PII-216 - EXPANDING THE SCOPE OF AN EXISTING QSP MODEL OF CD3 BISPECIFICS TO CREATE A PLATFORM MODEL FOR HEMATOLOGICAL MALIGNANCIES FOR CLINICAL APPLICATIONS

S. Pallikonda Chakravarthy¹, A. Saini¹, M. Roy², K. Aditya Raman¹, A. Shaliban¹, M. Rengaswamy¹; ¹Vantage Research, ²Vantage Research, Lewes, Delaware, USA.

Background: CD3 bispecific antibodies (CD3 BsAbs) function by engaging T cells and redirecting them towards cancer cells, resulting in targeted and potent immune responses against cancer cells.

Recently, anti-BCMA and anti GPRC5D bispecifics have been approved for Multiple Myeloma (MM). Despite promising efficacy, combination bispecifics are of interest to address non-responders. We developed and calibrated the QSP model for these two CD3 BsAbs mono therapies and predicted the combination therapy results [1,2,3].

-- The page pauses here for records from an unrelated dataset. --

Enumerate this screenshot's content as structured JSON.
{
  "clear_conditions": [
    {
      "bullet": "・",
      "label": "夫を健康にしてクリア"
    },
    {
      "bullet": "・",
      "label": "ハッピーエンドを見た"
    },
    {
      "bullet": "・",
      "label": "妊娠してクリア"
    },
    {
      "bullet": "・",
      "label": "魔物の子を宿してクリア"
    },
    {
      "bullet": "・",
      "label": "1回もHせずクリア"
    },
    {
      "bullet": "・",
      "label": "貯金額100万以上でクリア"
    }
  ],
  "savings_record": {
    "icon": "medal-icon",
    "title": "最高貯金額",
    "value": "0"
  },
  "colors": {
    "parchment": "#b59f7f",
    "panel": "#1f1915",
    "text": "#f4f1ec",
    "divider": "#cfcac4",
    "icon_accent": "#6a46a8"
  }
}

Ours and several groups have published mPBPK/PD models of bispecifics to capture PK across preclinical and clinical studies [4,5,6]. Hosseini et al [7] has published a comprehensive QSP model for CD3 BsAbs for Non-Hodgkin Lymphoma. In this work we have recalibrated the QSP model from [7] for Multiple Myeloma.

Objectives
- Modify existing model [7] to capture the clinical efficacy and CRS of anti-BCMA and anti-GPRC5D monotherapies in Multiple Myeloma patients.
- Predict the combo efficacy and CRS of anti-BCMA + anti-GPRC5D, and validate the results against the clinical data.
- Leverage this mechanistic platform approach to develop combination dosing strategy for bispecifics in liquid cancers.

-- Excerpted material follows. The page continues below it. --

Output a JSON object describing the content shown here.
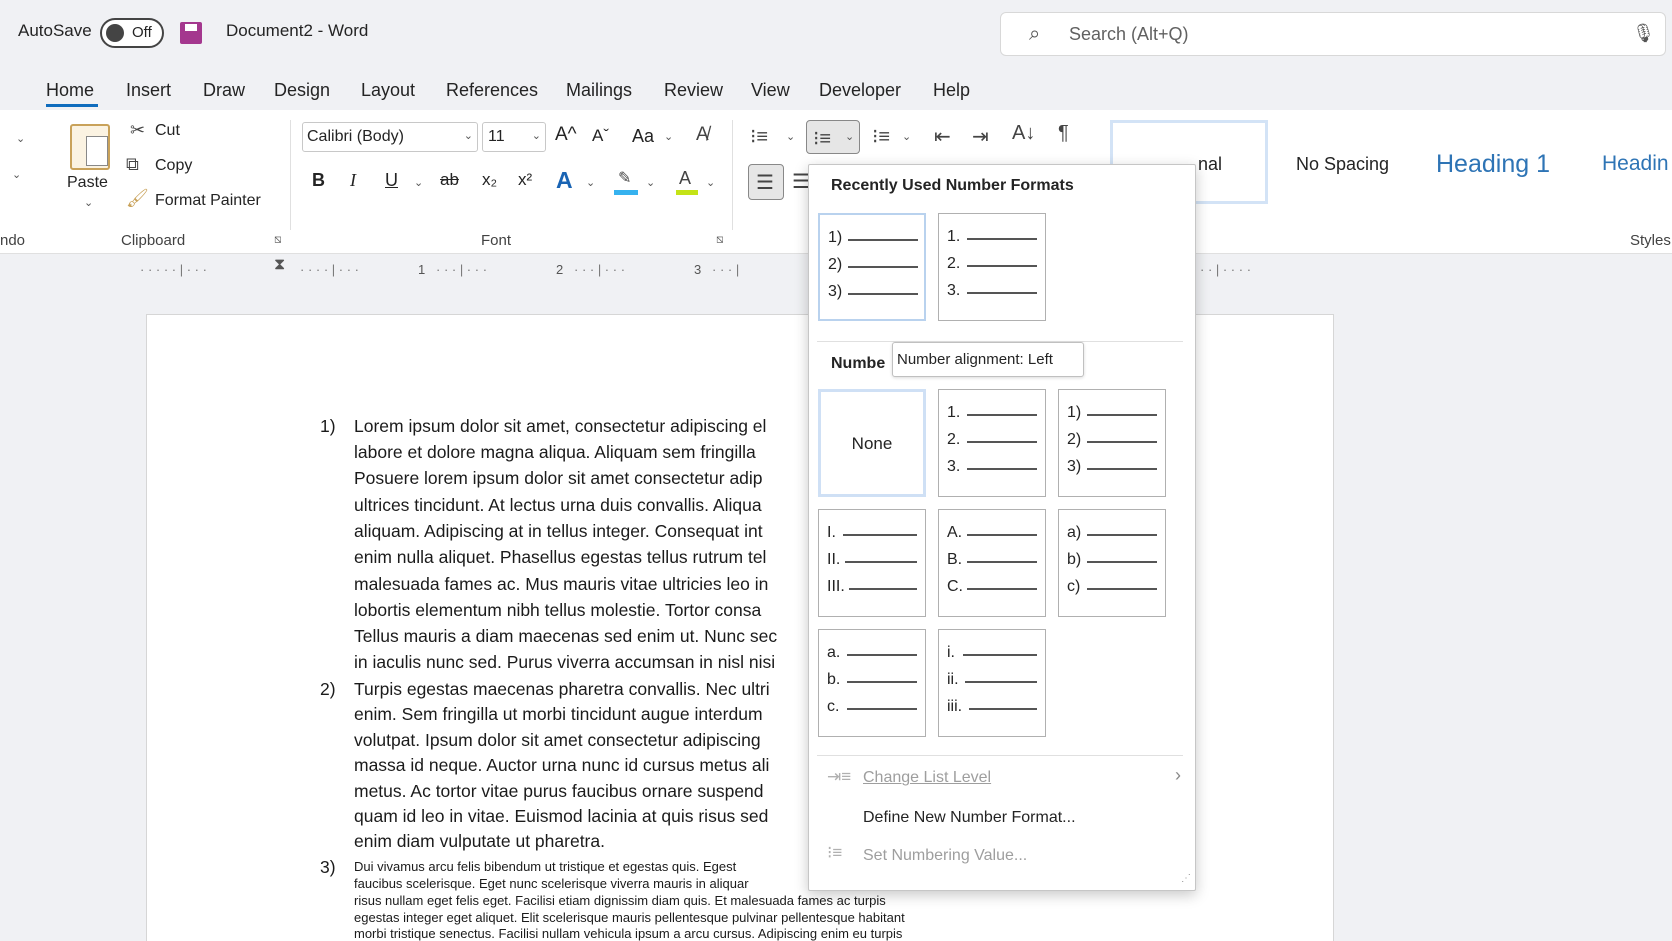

Methods: We used the Hosseini et al model [7] as the base model and then changed model equations/parameters to modify the physiology of interest from B Cell lymphoma to Multiple Myeloma. While we retained other aspects of model structure to capture complex PBPK characteristics, T Cell activation and exhaustion, margination and trafficking, tumor growth inhibition and CRS [7]. The model was calibrated to anti-BCMA and anti-GPRC5D, obtained from the clinical trials NCT04557098 and NCT03399799. Model captures the Overall Response Rate (ORR) and cytokine levels for both therapeutic agents as mono and in combinations.

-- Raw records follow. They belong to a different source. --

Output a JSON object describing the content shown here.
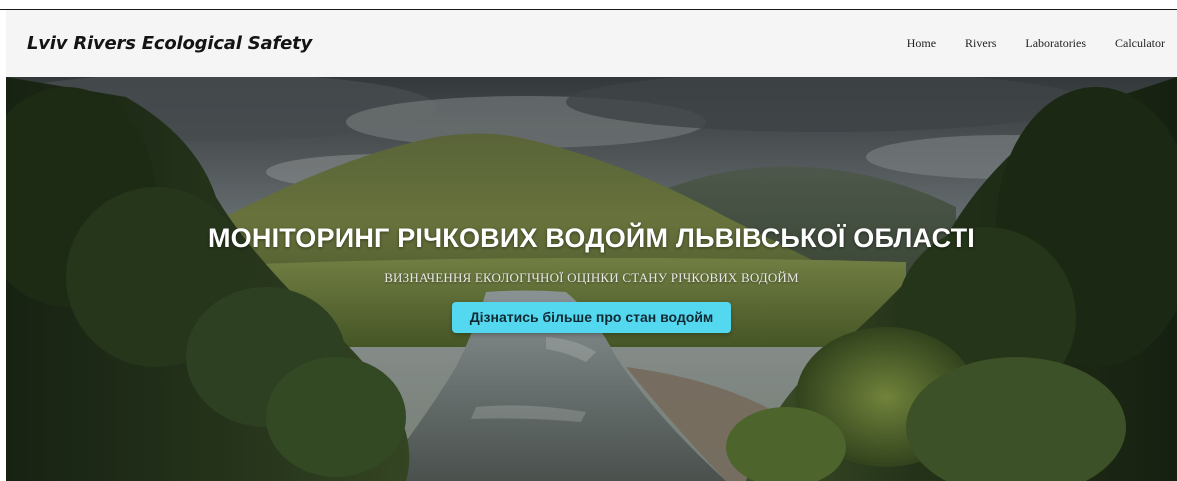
{
  "navbar": {
    "brand": "Lviv Rivers Ecological Safety",
    "links": [
      {
        "label": "Home"
      },
      {
        "label": "Rivers"
      },
      {
        "label": "Laboratories"
      },
      {
        "label": "Calculator"
      }
    ]
  },
  "hero": {
    "title": "МОНІТОРИНГ РІЧКОВИХ ВОДОЙМ ЛЬВІВСЬКОЇ ОБЛАСТІ",
    "subtitle": "ВИЗНАЧЕННЯ ЕКОЛОГІЧНОЇ ОЦІНКИ СТАНУ РІЧКОВИХ ВОДОЙМ",
    "button_label": "Дізнатись більше про стан водойм",
    "background": "river-valley-photo"
  },
  "colors": {
    "navbar_bg": "#f5f5f5",
    "accent_button": "#54d8f0",
    "hero_text": "#ffffff"
  }
}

Results: The model predicts the ORR for the combination of two bispecifics within < 10% of the reported clinical data. This indicates that the model has captured bispecific PK/PD in multiple myeloma and can be used to determine combination strategy.

Conclusion: CD3 Bispecific QSP platform model for hematological malignancies can be used to optimize dose and dosing regimens, inform clinical trial designs, for mono and combination therapies. Alternate dosing strategies including dose priming can be tested for their impact on efficacy and CRS.